Louise Morand, Comité vigilance hydrocarbures de L’Assomption / RVHQ : 

Les municipalités de Montmagny, de Lac-Mégantic et de Drummondville multiplient les projets gaziers sur leur territoire pour aider les industries qui carburent au mazout ou au propane à convertir leurs installations vers le gaz naturel,. Cette transition est soutenue par le gouvernement de Philippe Couillard, qui subventionne généreusement Énergir (anciennement Gaz Métro) à même le Fonds vert,. Les élus municipaux, tout sourire, font l’éloge de cette «énergie propre», «moins polluante que le mazout», «32% moins émettrice de gaz à effet de serre que le mazout», «moins chère que l’électricité», «plus fiable que l’éolien et le solaire» et «essentielle au développement industriel». À Drummondville, le maire Alexandre Cusson, également préfet de la MRC et président de l’Union des municipalités du Québec, offre 1,250,000$ d’argent de la municipalité à Énergir pour passer ses tuyaux et il espère développer une flotte d’autobus au gaz.

Les élus ignorent-ils que le gaz naturel non conventionnel que distribue Énergir n’offre aucun avantage concurrentiel par rapport au pétrole et au mazout en ce qui concerne les émissions de gaz à effet de serre? D’une part, la transition vers le gaz retarde une véritable transition vers des énergies sobres en carbone,.Et d’autre part, l’affirmation selon laquelle le gaz dit «naturel» émet 32% moins de gaz à effet de serre que le mazout ne vaut que si on fait abstraction des fuites de méthane qui se produisent inévitablement dans toutes les infrastructures gazières,. Dans le cas des véhicules lourds, des études ont démontré que, si on tient compte de ces émissions fugitives de méthane, les moteurs à injection fonctionnant au gaz naturel liquéfié (GNL) utilisés chez nous, émettent 4% plus de gaz à effet de serre que ceux qui roulent au mazout. Et dans les deux cas, l’efficacité énergétique est bien moindre que celle des moteurs électriques.

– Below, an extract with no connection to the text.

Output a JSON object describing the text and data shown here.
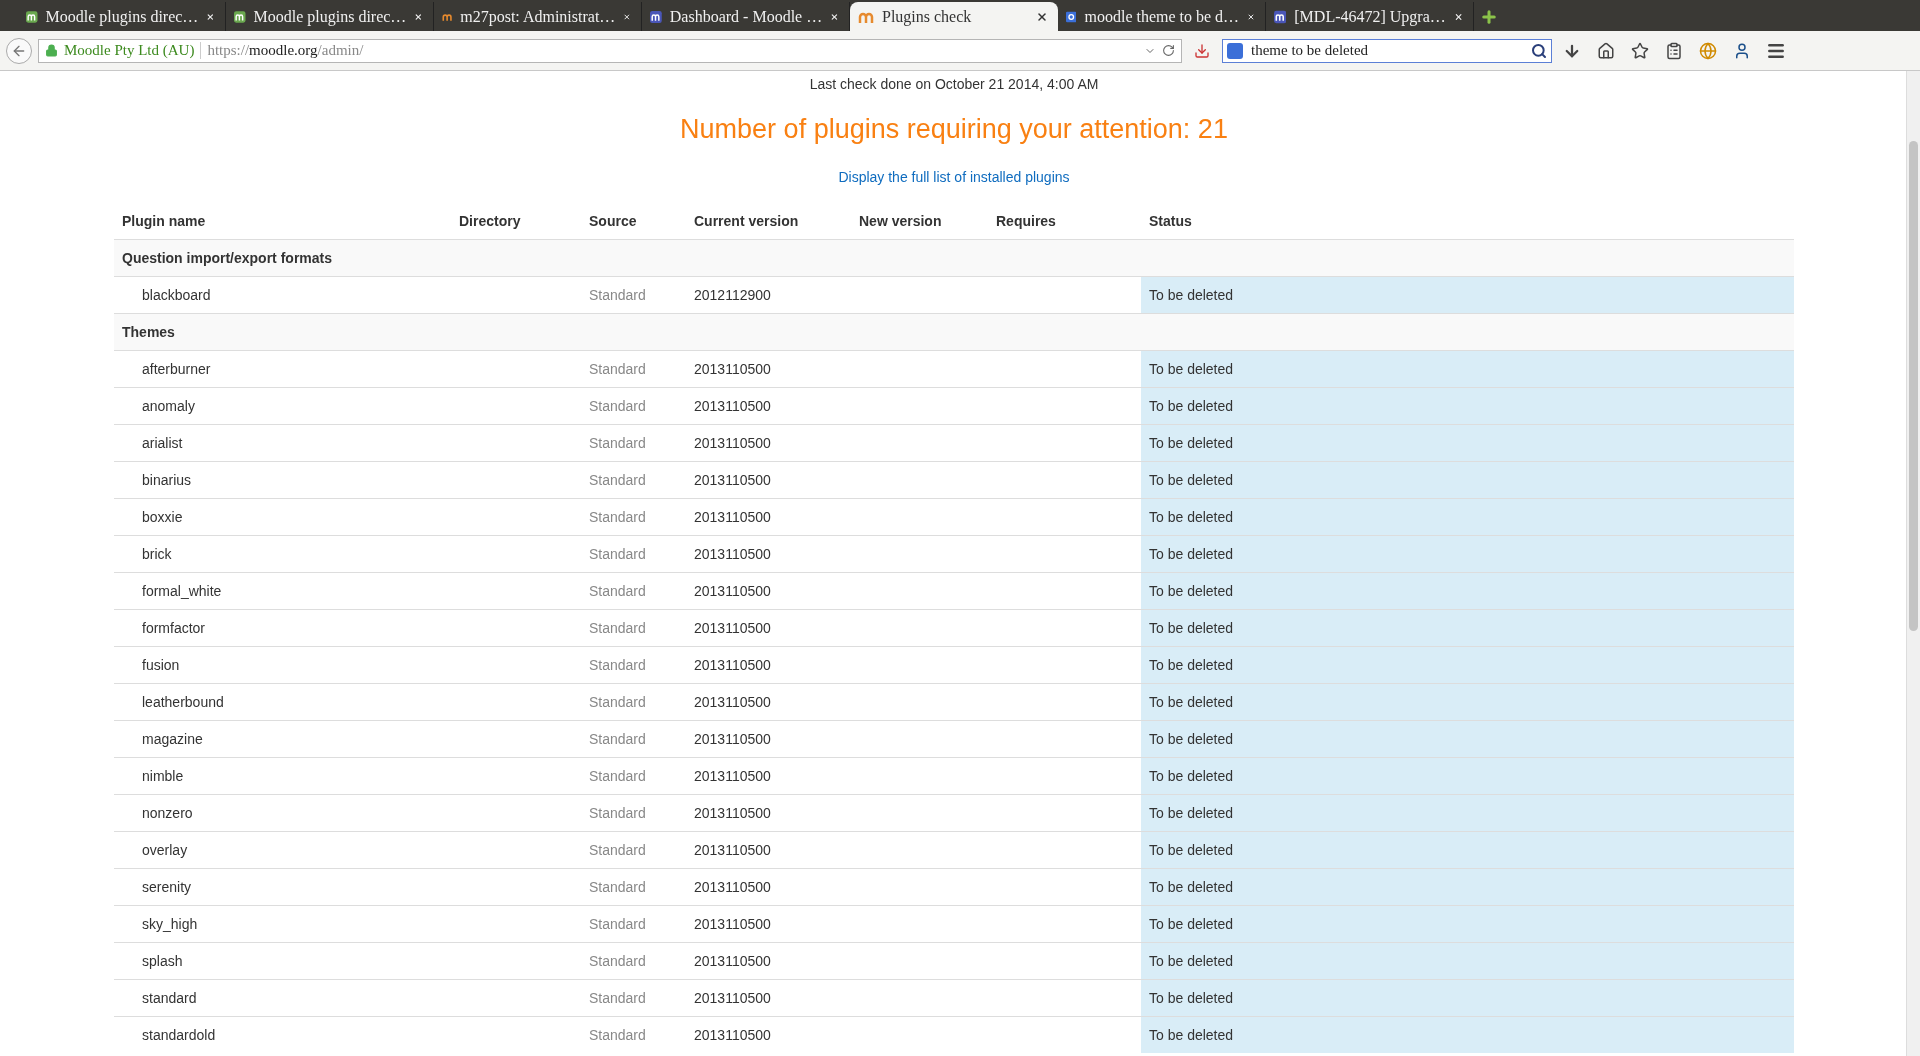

On ne peut donc affirmer que le gaz est une énergie propre que si on fait abstraction de la pollution liée à son mode d’extraction. Comme le gaz que distribue Énergir est essentiellement obtenu par fracturation hydraulique, sa production entraîne une pollution massive de l’eau potable, de l’air, des sols et des nappes phréatiques,.

Et on ne peut affirmer que le gaz est moins cher que l’électricité qu’en faisant abstraction du fait que l’industrie du gaz de schiste est au bord de l’effondrement. Plusieurs analystes experts du domaine s’entendent en effet pour dire que le gaz est «la bulle boursière de notre époque». Le rendement énergétique sur l’investissement (EROI) est toujours en baisse, c’est à dire qu’il faut toujours plus d’énergie pour en obtenir de moins en moins. Lorsque, dans un avenir que les experts estiment rapproché, les limites de l’approvisionnement seront atteintes, il n’est pas certain que les industries québécoises pourront profiter de généreuses subventions gouvernementales pour faire une nouvelle transition, cette fois vers notre électricité patrimoniale. Encore une fois, les fonds publics auront servi les intérêts d’une corporation au détriment des besoins de la population. Pourquoi nos élus municipaux ferment-ils les yeux sur tous ces constats?